HDFS allows user data to is organized in the form of files and directories. IT provides a commandline interface called FS Shell that lets a user interact with the data in HDFS. The syntax of this command set is errors to other shells (e.g. bash, CSH), which users are already with. Here are some sample Action/command pairs:


HDFs allows users to manipulate files and directories. It provides a command interface called the FS Shell. Let a user and HDFs combine. The syntax of a command is similar to a shell (such as bash,csh) familiar to other users, and here is a comparison of some action commands


Action Command


Create a directory named/foodir bin/hadoop dfs-mkdir/foodir


Create a directory named/foodir bin/hadoop dfs-mkdir/foodir


View the contents of a file Named/foodir/myfile.txt bin/hadoop dfs-cat/foodir/myfile.txt





FS shell is targeted for applications so need a scripting language to interact with the stored data.

The
FS Shell goal is to provide applications that require scripting language access to store data.





Dfsadmin





The Dfsadmin command set is used for administering a HDFS cluster. These are commands this are used only by a HDFS administrator. Here are some sample Action/command pairs:


Action Command


put the "cluster in SafeMode bin/hadoop Dfsadmin-safemode enter


Generate A list of datanodes Bin/hadoop Dfsadmin-report


decommission DataNode datanodename bin/hadoop dfsadmin-decommission datanodename




The
dfsadmin command set is used to manage a HDFS cluster. Some commands are only used by a HDFS administrator. There are some control
of the action command.

put the "cluster in SafeMode bin/hadoop Dfsadmin-safemode enter


Generate A list of datanodes Bin/hadoop Dfsadmin-report


decommission DataNode datanodename bin/hadoop dfsadmin-decommission datanodename





Browser Interface





A typical HDFS install configures a Web server to expose the HDFS namespace a through TCP port. This is allows a user to navigate the HDFS namespace and view the contents of it files using a Web browser.
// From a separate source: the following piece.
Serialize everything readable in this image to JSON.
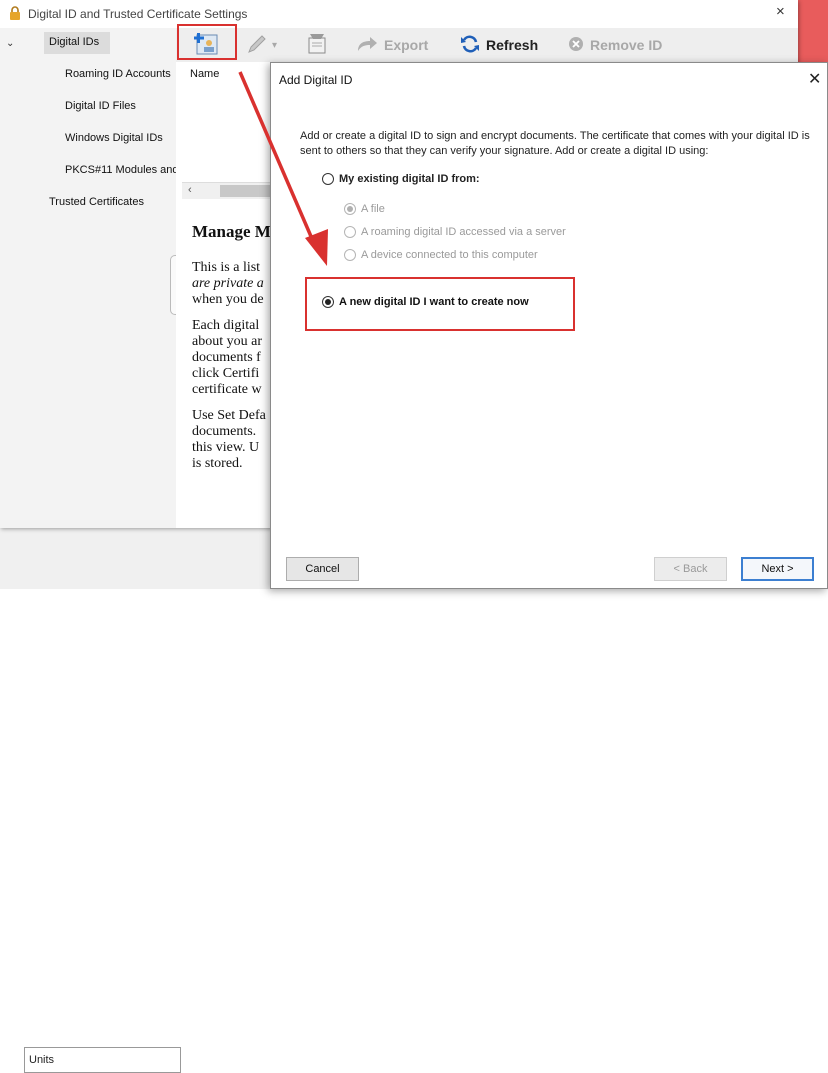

A typical HDFs installation configures a Web server to display the HDFs namespace through a configurable TCP port. This allows a user to browse the HDFs namespace and view the contents of the file through a Web browser








-------------------------20080828---------------------------


http://www.cppblog.com/javenstudio/archive/2008/02/22/43076.html





understands the workflow of Hadoop, that is, how each component coordinates work
Related Article

Contact Us

The content source of this page is from Internet, which doesn't represent Alibaba Cloud's opinion; products and services mentioned on that page don't have any relationship with Alibaba Cloud. If the content of the page makes you feel confusing, please write us an email, we will handle the problem within 5 days after receiving your email.

If you find any instances of plagiarism from the community, please send an email to: info-contact@alibabacloud.com and provide relevant evidence. A staff member will contact you within 5 working days.

A Free Trial That Lets You Build Big!

Start building with 50+ products and up to 12 months usage for Elastic Compute Service

  • Sales Support

    1 on 1 presale consultation

  • After-Sales Support

    24/7 Technical Support 6 Free Tickets per Quarter Faster Response

  • Alibaba Cloud offers highly flexible support services tailored to meet your exact needs.